The alarm bell was sounded by the United Nations World Food Program (WFP) which is worried that the situation might get worse due to lack of funds and also to the pressure on available resources because of the instability in neighboring Mali.
WFP Executive Director Ertharin Cousin said “so many are living close to the edge” with at least one in every six people affected. The proportion of malnourished children under five years has increased from 10% to 14% within a year and in some affected regions, it is up to 28 % which is almost twice the critical emergency rate set by the World Health Organization.
WFP spokeswoman Bettina Luescher said that Women and children continue to be the most vulnerable and that malnutrition often affects their development. Undernourished children “will never be as productive as other healthy children.” She explained that “if children under 1,000 days in their life do not get good nutrition, their brains will never develop as other healthy children would.”
Mauritania has suffered successive droughts which have increased desertification but part of the malnutrition crisis is also due to the refugee influx from Mali after Islamist groups took over some parts of the country. About 50,000 refugees from northern Mali are included among the 540,000 particularly vulnerable people the UN agency needs to assist.

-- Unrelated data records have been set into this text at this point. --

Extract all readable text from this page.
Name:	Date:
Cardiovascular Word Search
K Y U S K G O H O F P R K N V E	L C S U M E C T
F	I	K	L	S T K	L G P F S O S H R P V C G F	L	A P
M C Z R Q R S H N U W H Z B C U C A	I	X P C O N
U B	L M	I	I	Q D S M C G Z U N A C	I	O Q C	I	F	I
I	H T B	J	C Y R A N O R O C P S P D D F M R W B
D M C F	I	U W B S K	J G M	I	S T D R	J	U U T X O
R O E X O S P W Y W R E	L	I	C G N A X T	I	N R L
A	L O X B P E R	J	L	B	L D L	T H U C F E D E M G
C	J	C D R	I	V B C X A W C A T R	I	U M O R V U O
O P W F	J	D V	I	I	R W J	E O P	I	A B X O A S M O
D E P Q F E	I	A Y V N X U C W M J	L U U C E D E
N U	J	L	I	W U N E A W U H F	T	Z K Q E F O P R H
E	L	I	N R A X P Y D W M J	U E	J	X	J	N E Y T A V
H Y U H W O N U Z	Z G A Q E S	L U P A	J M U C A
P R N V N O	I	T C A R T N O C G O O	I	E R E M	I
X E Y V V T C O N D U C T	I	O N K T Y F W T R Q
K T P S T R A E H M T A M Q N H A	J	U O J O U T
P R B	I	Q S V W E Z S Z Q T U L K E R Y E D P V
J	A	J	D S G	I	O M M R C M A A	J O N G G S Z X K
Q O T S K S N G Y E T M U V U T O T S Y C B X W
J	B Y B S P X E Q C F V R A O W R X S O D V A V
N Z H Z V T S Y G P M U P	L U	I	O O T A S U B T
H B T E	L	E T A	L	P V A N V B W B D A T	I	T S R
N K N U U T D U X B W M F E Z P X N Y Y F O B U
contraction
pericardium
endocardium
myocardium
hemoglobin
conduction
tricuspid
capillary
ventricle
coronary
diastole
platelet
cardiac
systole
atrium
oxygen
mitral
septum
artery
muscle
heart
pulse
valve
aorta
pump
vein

WFP said around 25% of the Mauritanian population do not have enough food to live healthily and 200,000 people urgently need food aid to survive.
The WFP, which has only enough money to provide school lunches to impoverished children for two months, is urgently in need of $11million to manage the crisis and to continue providing half a million people with food, cash and food vouchers, and giving pregnant women and young children nutritious food to prevent and treat malnutrition, otherwise, rice rations will be halved or cancelled in some months.